Full disclosure: I received this cigar from Andrew at SmallBatchCigar.com and didn’t purchase it. I burned one in a lounge shortly after it was released and suffered from such a loose draw that I couldn’t smoke it. This will be my first review in Kuwait, something that I’ve been holding off on for a while because of my nose and trying to figure out the weather patterns here. It’s currently 102 degrees with 24 mph winds – not ideal, but I think I’ve chosen a spot that will block most of the wind today except for moving out to the sun for a few pictures.
Also, you can read our Community Spotlight interview with Kyle Gellis of Warped if you’re so inclined. Or check out his short video at IPCPR:
Warped Lirio Rojo – First Third
Cedar, Cream, Brown Sugar, Hay, Pepper, Caramel Macchiato, Baker’s Chocolate, Faux Leather, French Bread
Getting this cigar lit in Kuwait is no small task, even with a torch lighter. Unfortunately, I dropped my torch after the first day and it’s now a heavy soft flame. With a draw that’s now too tight for my preference, I’m picking up a sophisticated profile of cedar, cream, brown sugar, and even a little hay to keep things interesting. This year’s release seems to be a sweeter rendition compared to the previous Lirio Rojo that I remember as being a spice bomb.
Speaking of spice, pepper starts to really make itself known after a few moments pass – first by lingering in the back of the throat, then by dominating the retro hale, and now by being prominent in the mouth feel as well. I might’ve called that too soon.
Sugar, spice and everything nice. At an inch in, pepper gives way to more of the brown sugar, cream, and cedar components. Maybe it’s just me wishing, but I’m also detecting a bit of pie crust from time to time. There’s a delicate balance of wonderfully sweet and powerfully spicy flavors in the first third of this year’s Lirio Rojo. Good Cop, Bad Cop.
Burning down a little further, hints of coffee and caramel begin to surge to the top, reminding me of a Caramel Macchiato from my favorite Sirens. I remember being a little hard on this cigar when it came out a month or so ago. Please forgive me, we just needed time to become acquainted.
Baker’s chocolate, faux leather, and notes of french bread dominate the retrohale near the end of the first third. The ash is holding strong even if the burn line isn’t aesthetically remarkable. The draw remains my only complaint at this point, refusing to give me enough throughput to really lose myself in this cigar.

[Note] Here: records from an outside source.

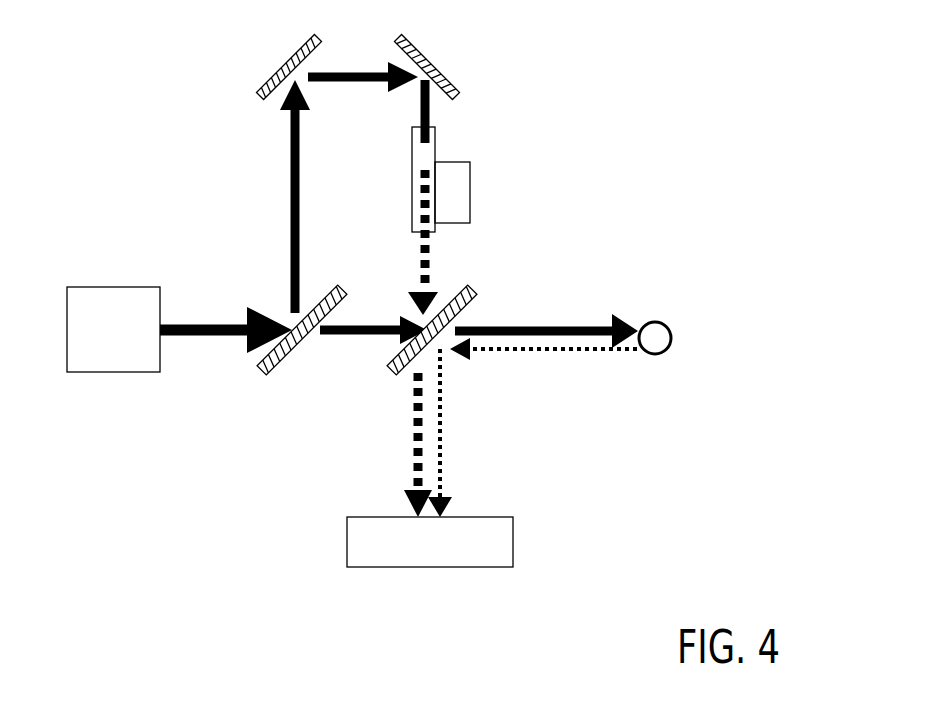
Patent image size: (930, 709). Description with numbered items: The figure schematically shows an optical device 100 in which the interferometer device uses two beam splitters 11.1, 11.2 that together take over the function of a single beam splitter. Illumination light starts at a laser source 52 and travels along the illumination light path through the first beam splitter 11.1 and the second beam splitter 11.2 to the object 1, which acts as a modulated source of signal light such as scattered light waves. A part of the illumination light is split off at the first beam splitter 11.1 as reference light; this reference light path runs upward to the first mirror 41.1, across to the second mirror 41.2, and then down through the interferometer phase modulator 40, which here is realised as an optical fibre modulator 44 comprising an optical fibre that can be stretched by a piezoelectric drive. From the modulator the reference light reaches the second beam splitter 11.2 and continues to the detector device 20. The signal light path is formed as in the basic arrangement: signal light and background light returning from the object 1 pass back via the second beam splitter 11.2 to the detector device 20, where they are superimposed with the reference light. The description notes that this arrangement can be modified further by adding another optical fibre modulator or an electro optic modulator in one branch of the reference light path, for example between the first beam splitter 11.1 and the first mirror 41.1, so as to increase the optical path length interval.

The object 1 is at (652, 357).
The first beam splitter 11.1 is at (268, 367).
The second beam splitter 11.2 is at (397, 368).
The detector device 20 is at (503, 563).
The interferometer phase modulator 40 is at (377, 138).
The first mirror 41.1 is at (280, 75).
The second mirror 41.2 is at (430, 63).
The optical fibre modulator 44 is at (470, 180).
The laser source 52 is at (138, 360).
The optical device 100 is at (247, 229).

Warped Lirio Rojo – Second Third
Coffee Stout, Cream, Pepper, Charred Meat, Baking Spices, Honey, Caramel, Butter Cookie
Dropping the ash, this segment begins with all the tasting notes of a Coffee Stout. Now, being in a dry country, I’ve not been able to drink for about 30 days. But, I’ll be damned if the second third doesn’t make my mouth water for craft beer. Cream is still a major factor at this point, giving the cigar a satisfying mouthfeel and toning down the flavors that might otherwise be too rich to handle if left to their own devices.
Pepper comes sauntering back in after a half inch or so of ash develops. Whereas the spice was previously checked by brown sugar, this time it’s being complimented with savory notes of charred meat, paprika, cloves, and even a pinch of cinnamon.

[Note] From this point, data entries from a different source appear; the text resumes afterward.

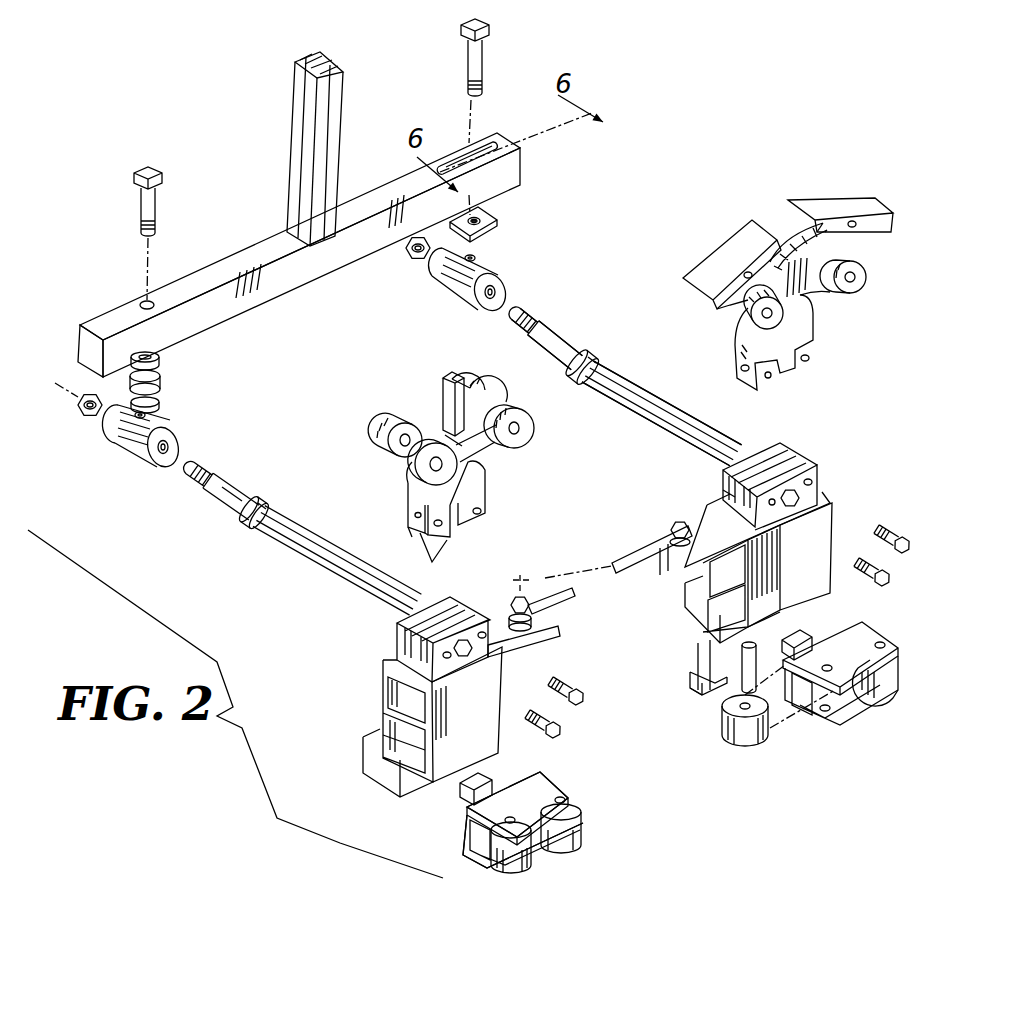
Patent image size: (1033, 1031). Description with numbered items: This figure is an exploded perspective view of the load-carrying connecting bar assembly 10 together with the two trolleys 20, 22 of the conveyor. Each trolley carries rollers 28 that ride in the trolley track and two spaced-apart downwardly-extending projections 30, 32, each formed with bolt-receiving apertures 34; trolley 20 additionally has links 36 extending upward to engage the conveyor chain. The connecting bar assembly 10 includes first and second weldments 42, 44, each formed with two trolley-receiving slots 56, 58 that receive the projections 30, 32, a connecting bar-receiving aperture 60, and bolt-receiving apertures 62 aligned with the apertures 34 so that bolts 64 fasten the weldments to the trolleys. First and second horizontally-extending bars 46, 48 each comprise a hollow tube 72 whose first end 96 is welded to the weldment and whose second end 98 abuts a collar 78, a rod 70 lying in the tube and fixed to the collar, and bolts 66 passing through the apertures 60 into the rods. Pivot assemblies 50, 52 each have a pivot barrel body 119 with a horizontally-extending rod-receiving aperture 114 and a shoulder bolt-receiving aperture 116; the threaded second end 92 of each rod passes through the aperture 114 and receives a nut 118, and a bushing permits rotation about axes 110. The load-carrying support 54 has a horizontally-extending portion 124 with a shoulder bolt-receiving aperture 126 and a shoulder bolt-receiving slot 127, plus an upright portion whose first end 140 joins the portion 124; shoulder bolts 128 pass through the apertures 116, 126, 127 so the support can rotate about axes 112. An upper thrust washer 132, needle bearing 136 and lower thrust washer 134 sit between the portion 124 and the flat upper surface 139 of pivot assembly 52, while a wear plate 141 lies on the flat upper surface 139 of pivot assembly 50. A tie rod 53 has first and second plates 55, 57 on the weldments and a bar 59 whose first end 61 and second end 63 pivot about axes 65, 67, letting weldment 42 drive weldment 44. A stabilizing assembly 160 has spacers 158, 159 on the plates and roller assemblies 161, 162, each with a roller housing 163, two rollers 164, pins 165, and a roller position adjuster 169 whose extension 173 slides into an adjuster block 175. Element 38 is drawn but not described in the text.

The load-carrying connecting bar assembly 10 is at (146, 95).
The trolley 20 is at (788, 265).
The trolley 22 is at (616, 425).
The rollers 28 is at (482, 382).
The downwardly-extending projection 30 is at (487, 507).
The downwardly-extending projection 32 is at (410, 507).
The bolt-receiving apertures 34 is at (847, 388).
The links 36 is at (722, 265).
The clamp assembly 38 is at (586, 603).
The first weldment 42 is at (588, 603).
The second weldment 44 is at (522, 661).
The first horizontally-extending bar 46 is at (642, 372).
The second horizontally-extending bar 48 is at (428, 452).
The pivot assembly 50 is at (319, 382).
The pivot assembly 52 is at (188, 437).
The tie rod 53 is at (600, 564).
The load-carrying support 54 is at (356, 128).
The first plate 55 is at (702, 539).
The trolley-receiving slot 56 is at (790, 462).
The second plate 57 is at (405, 687).
The trolley-receiving slot 58 is at (725, 484).
The bar 59 is at (662, 578).
The connecting bar-receiving aperture 60 is at (463, 657).
The first end 61 is at (655, 560).
The bolt-receiving apertures 62 is at (812, 480).
The second end 63 is at (545, 602).
The bolts 64 is at (583, 700).
The axis 65 is at (678, 507).
The bolts 66 is at (790, 455).
The axis 67 is at (553, 572).
The rod 70 is at (215, 502).
The hollow tube 72 is at (320, 553).
The collar 78 is at (250, 542).
The second end 92 is at (210, 492).
The first end 96 is at (247, 518).
The second end 98 is at (283, 513).
The axes 110 is at (423, 257).
The axes 112 is at (148, 252).
The horizontally-extending rod-receiving aperture 114 is at (319, 382).
The shoulder bolt-receiving aperture 116 is at (480, 222).
The nut 118 is at (407, 245).
The pivot barrel body 119 is at (503, 280).
The horizontally-extending portion 124 is at (375, 190).
The shoulder bolt-receiving aperture 126 is at (142, 302).
The shoulder bolt-receiving slot 127 is at (497, 152).
The shoulder bolts 128 is at (148, 167).
The upper thrust washer 132 is at (160, 360).
The lower thrust washer 134 is at (160, 393).
The needle bearing 136 is at (160, 382).
The flat upper surface 139 is at (463, 260).
The first end 140 is at (290, 230).
The wear plate 141 is at (478, 213).
The spacer 158 is at (790, 612).
The spacer 159 is at (372, 730).
The stabilizing assembly 160 is at (704, 765).
The roller assembly 161 is at (704, 765).
The roller assembly 162 is at (489, 850).
The roller housing 163 is at (870, 637).
The rollers 164 is at (898, 683).
The pins 165 is at (826, 665).
The roller position adjuster 169 is at (682, 698).
The extension 173 is at (470, 793).
The adjuster block 175 is at (370, 782).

Not every cigar has a well-defined transition from the first to second third and it’s always a pleasure to enjoy the ones that do. This year’s Lirio Rojo just so happens to be one of those treats.
At the exact midway point, our ash fell on it’s own and cleared the way for several blissful moments of a honey and pepper duet. Like one of those movies that contrast pain and comedy in epic fashion, this combination has me on feeling connected with my sense of humanity.
Pepper continues to build (yet again) amidst a creamy background that’s occasionally relieved by warm, sweet flavors. Sometimes it’s rich and distinctive like honey; other times it’s like a soft caramel, and once or twice I noted something akin to a butter cookie.
Warped Lirio Rojo – Last Third
Burnt Molasses, Espresso, Oak, Ginger Bread, Hazelnut, Cocoa Powder,
Our last third begins with burnt molasses, espresso, oak, and ginger bread. The profile isn’t as creamy as before, letting the flavors have full reign over my palate and making me reach for water more often. The ginger bread notes are a particularly outstanding addition to the Warped Lirio Rojo profile.
Side note: noise cancelling headphones are an absolute must when reviewing cigars in the wind. Classical music is my mood of choice if anyone is wondering.
Pepper seems to have subsided for the final time in the last third. Sweet and savory notes take the helm for the ride home with the additions of hazelnut and cocoa powder. It’s almost a shame that a cigar with this much flavor doesn’t have a band to showcase it’s glory.
With approximately one inch left, the draw opens up and I’m tasting no-bake chocolate cookies. Holy shit this is fantastic.